VASHON ISLAND — Sarah Day is a school nurse with “street cred” when it comes to the polarizing issue of vaccines on an island in Washington state known for its rural beauty, counterculture lifestyle and low immunization rates.
Since she began communal living on Vashon Island more than 20 years ago, the registered nurse has been advocating for getting kids their shots against a loud contingent of anti-vaccine parents in the close-knit community of about 11,000.
And it may now be working, thanks to a “perfect storm” of changes being felt on the island, Day said.
The Vashon Island School District has seen a significant increase in fully immunized children. The number of kindergartners who received the required set of state-mandated vaccines jumped by 31% in the past six years, from 56% to nearly 74% in the 2017-18 school year, according to the Public Health – Seattle & King County.
Amid the nation’s largest measles outbreak in 25 years, pro-vaccine advocates are cheering this apparent shift that challenges Vashon’s reputation as a hotbed of highly educated, anti-establishment parents who choose not to vaccinate their children from preventable and potentially devastating diseases.
“We’ve been the poster children for the anti-vaccine or vaccine-hesitancy movement for so long,” Day said.
The island town with deep roots in organic farming has long drawn those who want to escape urban sprawl and others wary of putting chemicals in their bodies, whether in their food or medical care. Kids run barefoot through untamed forests and families still raise fruits and vegetables without pesticides to share over meals in communal houses.
Today, it also has its share of city commuters, tourists and million-dollar vacation homes with sweeping views of Mount Rainier, as well as locals pushing the science that vaccines are safe.
While the gains are notable, the Vashon school district still has one of the lowest vaccine rates in the U.S. It is far below the 95 percent target that a majority of schools across the country hover around and is needed for herd immunity, which protects those who haven’t been vaccinated for medical reasons or because they are too young.

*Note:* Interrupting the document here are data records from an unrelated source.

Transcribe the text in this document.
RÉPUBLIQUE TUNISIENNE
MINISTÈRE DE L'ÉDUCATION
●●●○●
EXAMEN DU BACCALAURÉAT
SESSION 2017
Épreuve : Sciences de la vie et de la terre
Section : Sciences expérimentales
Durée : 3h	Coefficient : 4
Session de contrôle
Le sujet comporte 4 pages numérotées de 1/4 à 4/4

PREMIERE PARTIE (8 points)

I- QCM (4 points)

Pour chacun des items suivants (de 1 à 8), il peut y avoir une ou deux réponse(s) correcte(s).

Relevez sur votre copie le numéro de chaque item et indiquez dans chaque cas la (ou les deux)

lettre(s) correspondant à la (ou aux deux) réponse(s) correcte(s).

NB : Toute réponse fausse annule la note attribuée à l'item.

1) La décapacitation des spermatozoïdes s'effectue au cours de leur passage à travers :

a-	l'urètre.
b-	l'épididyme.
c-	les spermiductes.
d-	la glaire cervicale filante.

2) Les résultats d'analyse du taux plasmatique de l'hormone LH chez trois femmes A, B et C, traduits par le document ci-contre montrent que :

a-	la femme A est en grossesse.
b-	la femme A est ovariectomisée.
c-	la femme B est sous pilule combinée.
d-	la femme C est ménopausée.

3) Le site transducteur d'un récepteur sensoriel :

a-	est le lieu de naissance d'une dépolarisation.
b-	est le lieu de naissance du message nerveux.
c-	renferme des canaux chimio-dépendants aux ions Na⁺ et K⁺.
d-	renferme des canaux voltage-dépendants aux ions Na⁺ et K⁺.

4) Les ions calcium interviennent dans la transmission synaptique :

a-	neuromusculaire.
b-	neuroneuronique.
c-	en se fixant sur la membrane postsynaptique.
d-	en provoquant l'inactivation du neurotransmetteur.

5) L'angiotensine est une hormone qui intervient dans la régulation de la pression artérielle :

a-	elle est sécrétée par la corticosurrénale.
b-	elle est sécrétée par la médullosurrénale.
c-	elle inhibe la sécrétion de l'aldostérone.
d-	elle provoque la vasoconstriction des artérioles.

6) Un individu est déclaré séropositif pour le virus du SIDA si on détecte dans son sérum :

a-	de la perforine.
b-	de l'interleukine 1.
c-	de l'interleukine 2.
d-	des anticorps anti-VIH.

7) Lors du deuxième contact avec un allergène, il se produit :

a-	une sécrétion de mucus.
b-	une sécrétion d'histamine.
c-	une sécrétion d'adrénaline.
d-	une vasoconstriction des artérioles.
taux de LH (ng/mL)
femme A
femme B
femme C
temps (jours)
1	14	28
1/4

The majority of Vashon parents say yes to some vaccines, particularly the tetanus shot. But many still buck the formal schedule of shots recommended by health officials. They may select some but not all and space them out over a longer period of time.
Nicky Wilks, who grew up on Vashon and has three young children, said the changing attitude has led some pro-vaccine parents to exclude from gatherings kids who may not have their shots, while teenagers openly mock those who aren’t vaccinated.
“That’s the worst-case scenario, when we are creating physical barriers in our community,” Wilks said.
He declined to say if his family is fully immunized but said he doesn’t agree that dozens of shots starting at birth are necessary despite health officials’ insistence.
Gator Lanphear says he’s “very judgmental” about parents who don’t vaccinate. He said he not only immunizes his twin 6-year-old daughters but instills in them the importance of getting their shots as a heroic act.
“They understand that what they did benefits humankind. Yeah, they got their ice cream for it, but they’re also eradicating polio,” Lanphear said.
The number of philosophical exemptions in Vashon has decreased dramatically, but overall, there are still 11.6 percent of students whose families elect not to vaccinate. That’s five times higher than the median rate nationally.
Still, Vashon’s progress can’t be discounted because it’s unusual for immunization to increase this steeply in a few short years when there is deep-rooted anti-vaccine sentiment in the community, said William John Moss, an epidemiology professor at Johns Hopkins University.
“That’s an important increase, but they still have a ways to go,” Moss said. “That’s a vaccination rate lower than in many countries in sub-Saharan Africa.”
Day, the school nurse, has worked closely with the new Neighborcare Health clinics, the single largest medical provider on the island. Together, they aggressively remind families when they’re due for vaccines and counsel them on their concerns, whether rooted in scientific evidence or not.
“The message is really getting through. I feel like the tide is really turning on the island,” Day said.
A two-year-old health center at the high school has been especially successful. The nonprofit clinic is funded in part by a grant from the county, which allows it to cover free shots and services for all low-income or uninsured students on the island. Today, about half of the school system’s 1,615 students are registered patients and an additional 43 children who are in private school or homeschooled also use the clinic.
Manager Stephanie Keller said the center has received a spike in calls from concerned parents as Washington state struggles to contain a measles outbreak that’s affected at least 78 people, including seven reported near Vashon. As of May 10, 839 people have contracted measles in 23 states this year, according to the Centers for Disease Control.
The outbreak prompted Gov. Jay Inslee to declare a state of emergency and sign a law that eliminates personal or philosophical exemptions for the measles, mumps and rubella vaccine that’s needed before attending a day care center or school. Parents, however, can still claim a medical or religious exemption.
Some critics say the Vashon school system’s data isn’t representative of the population because the island is home to many families who live off the grid. Vaccine advocates argue it’s an important benchmark because numbers from a previous islandwide survey did align with public school data.
And there are other signs, too. The top service provided at the student-based health center is vaccinations, Keller said.
“That surprised us,” Keller said. “You think of Vashon as being this hippie place where nobody vaccinates.”